Below trend growth to continue
Australian beef prices are forecast to increase 3.5 per cent in 2014-15 on the back of a 4 per cent fall in production as producers rebuild herds, according to the latest NAB Agribusiness Rural Commodities Wrap.
Australian beef prices are forecast to increase 3.5 per cent in 2014-15 on the back of a 4 per cent fall in production as producers rebuild herds, according to the latest National Australia Bank (NAB) Agribusiness Rural Commodities Wrap.
NAB also expects the AUD to depreciate in late 2014 and into next year. The cash rate is not expected to change until the end of 2015.

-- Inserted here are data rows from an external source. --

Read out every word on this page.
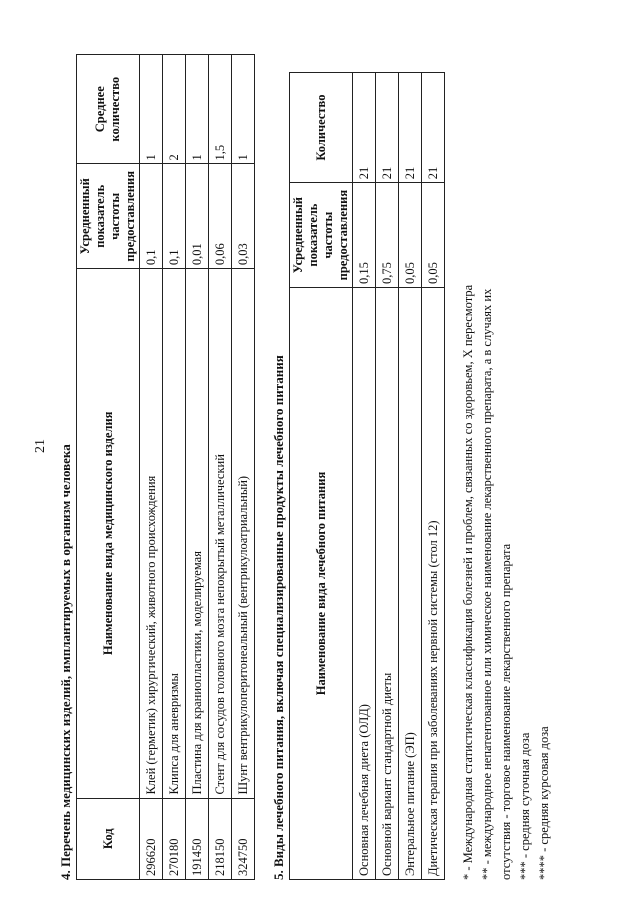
21 4. Перечень медицинских изделий, имплантируемых в организм человека Код	Наименование вида медицинского изделия	Усредненный показатель частоты предоставления	Среднее количество
296620	Клей (герметик) хирургический, животного происхождения	0,1	1
270180	Клипса для аневризмы	0,1	2
191450	Пластина для краниопластики, моделируемая	0,01	1
218150	Стент для сосудов головного мозга непокрытый металлический	0,06	1,5
324750	Шунт вентрикулоперитонеальный (вентрикулоатриальный)	0,03	1

5. Виды лечебного питания, включая специализированные продукты лечебного питания Наименование вида лечебного питания	Усредненный показатель частоты предоставления	Количество
Основная лечебная диета (ОЛД)	0,15	21
Основной вариант стандартной диеты	0,75	21
Энтеральное питание (ЭП)	0,05	21
Диетическая терапия при заболеваниях нервной системы (стол 12)	0,05	21
* - Международная статистическая классификация болезней и проблем, связанных со здоровьем, X пересмотра ** - международное непатентованное или химическое наименование лекарственного препарата, а в случаях их отсутствия - торговое наименование лекарственного препарата *** - средняя суточная доза **** - средняя курсовая доза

General Manager of NAB Agribusiness, Khan Horne said the benchmark Eastern Young Cattle Indicator (EYCI) has grown moderately in 2014 and is now 3.7 per cent higher than the same time last year.

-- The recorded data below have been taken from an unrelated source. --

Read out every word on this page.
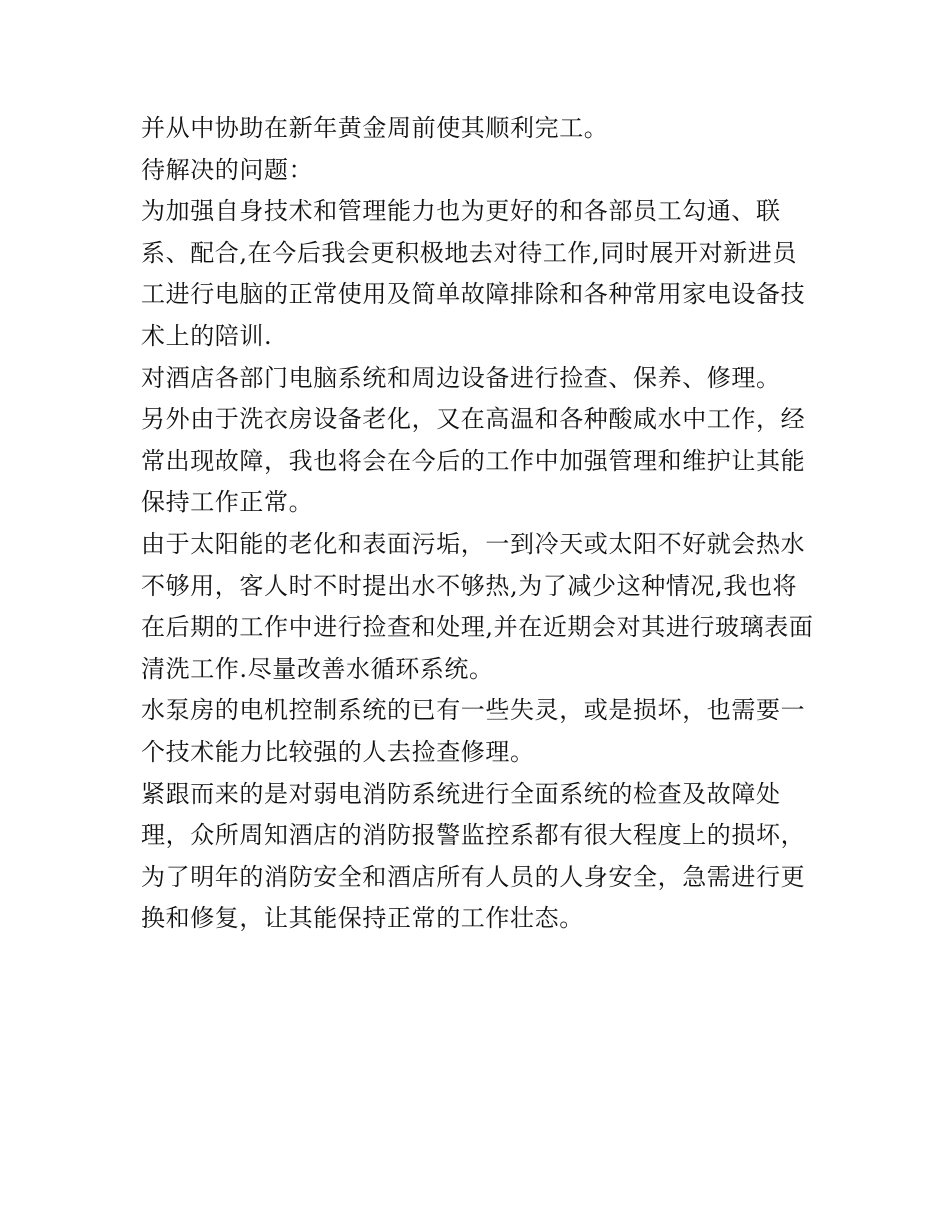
并从中协助在新年黄金周前使其顺利完工。

待解决的问题：

为加强自身技术和管理能力也为更好的和各部员工勾通、联系、配合,在今后我会更积极地去对待工作,同时展开对新进员工进行电脑的正常使用及简单故障排除和各种常用家电设备技术上的陪训.

对酒店各部门电脑系统和周边设备进行捡查、保养、修理。

另外由于洗衣房设备老化，又在高温和各种酸咸水中工作，经常出现故障，我也将会在今后的工作中加强管理和维护让其能保持工作正常。

由于太阳能的老化和表面污垢，一到冷天或太阳不好就会热水不够用，客人时不时提出水不够热,为了减少这种情况,我也将在后期的工作中进行捡查和处理,并在近期会对其进行玻璃表面清洗工作.尽量改善水循环系统。

水泵房的电机控制系统的已有一些失灵，或是损坏，也需要一个技术能力比较强的人去捡查修理。

紧跟而来的是对弱电消防系统进行全面系统的检查及故障处理，众所周知酒店的消防报警监控系都有很大程度上的损坏，为了明年的消防安全和酒店所有人员的人身安全，急需进行更换和修复，让其能保持正常的工作壮态。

“Average slaughter rates in the eastern states are currently 8.8 per cent higher in 2014 compared to the same period last year. Looking ahead, the supply of cattle will clearly be tighter over the next couple of years as the industry rebuilds the herd,” said Mr Horne.

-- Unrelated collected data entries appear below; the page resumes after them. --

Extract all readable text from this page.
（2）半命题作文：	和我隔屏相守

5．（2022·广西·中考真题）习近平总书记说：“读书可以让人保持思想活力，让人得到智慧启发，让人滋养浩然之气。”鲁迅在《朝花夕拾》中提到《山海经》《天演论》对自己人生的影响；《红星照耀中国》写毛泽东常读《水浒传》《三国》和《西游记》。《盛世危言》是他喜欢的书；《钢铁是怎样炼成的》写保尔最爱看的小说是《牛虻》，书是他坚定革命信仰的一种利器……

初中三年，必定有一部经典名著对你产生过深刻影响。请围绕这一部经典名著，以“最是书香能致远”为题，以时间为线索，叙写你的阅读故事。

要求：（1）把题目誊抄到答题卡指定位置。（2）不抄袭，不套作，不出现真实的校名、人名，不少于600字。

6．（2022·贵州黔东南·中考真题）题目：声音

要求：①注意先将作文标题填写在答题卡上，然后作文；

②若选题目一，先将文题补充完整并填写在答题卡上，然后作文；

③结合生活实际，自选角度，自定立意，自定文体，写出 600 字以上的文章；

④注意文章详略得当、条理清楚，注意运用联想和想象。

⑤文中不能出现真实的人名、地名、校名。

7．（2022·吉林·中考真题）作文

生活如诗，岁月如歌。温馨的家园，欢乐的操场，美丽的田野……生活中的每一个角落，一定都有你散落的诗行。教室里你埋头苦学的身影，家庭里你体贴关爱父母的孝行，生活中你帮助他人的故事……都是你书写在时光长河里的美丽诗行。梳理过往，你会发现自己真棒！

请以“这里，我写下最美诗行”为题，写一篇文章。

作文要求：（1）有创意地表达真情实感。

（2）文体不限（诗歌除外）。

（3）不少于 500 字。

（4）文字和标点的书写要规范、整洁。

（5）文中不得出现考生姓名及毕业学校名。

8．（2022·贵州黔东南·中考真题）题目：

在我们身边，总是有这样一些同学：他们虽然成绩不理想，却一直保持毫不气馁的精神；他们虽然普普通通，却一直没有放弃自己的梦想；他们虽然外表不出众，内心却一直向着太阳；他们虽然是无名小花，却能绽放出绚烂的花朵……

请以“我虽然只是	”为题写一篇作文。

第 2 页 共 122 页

In terms of exports, overall conditions in key international markets in 2014 have been favourable for Australian beef. “Exports to the United States (US) have performed particularly well, with exports of hamburger beef filling the void left by the smallest US cattle herd in more than half a century,” Mr Horne said.
To July this year, exports to the US grew 38 per cent year-on-year, with prices increasing 15.2 per cent in AUD terms over the same period. “While it’s been a tough year for many beef producers, NAB has a very bullish outlook for the industry buoyed by tight supply and strong demand conditions in key overseas markets,” Mr Horne said.
In other commodities, the NAB Rural Commodities Index fell for the third straight month in July, led by lower wheat, lamb, cotton and dairy prices. An improved supply outlook in the US, driven by improved weather, has put downward pressure on international grain prices. Overall, the index fell 2.9 per cent in both AUD and USD terms.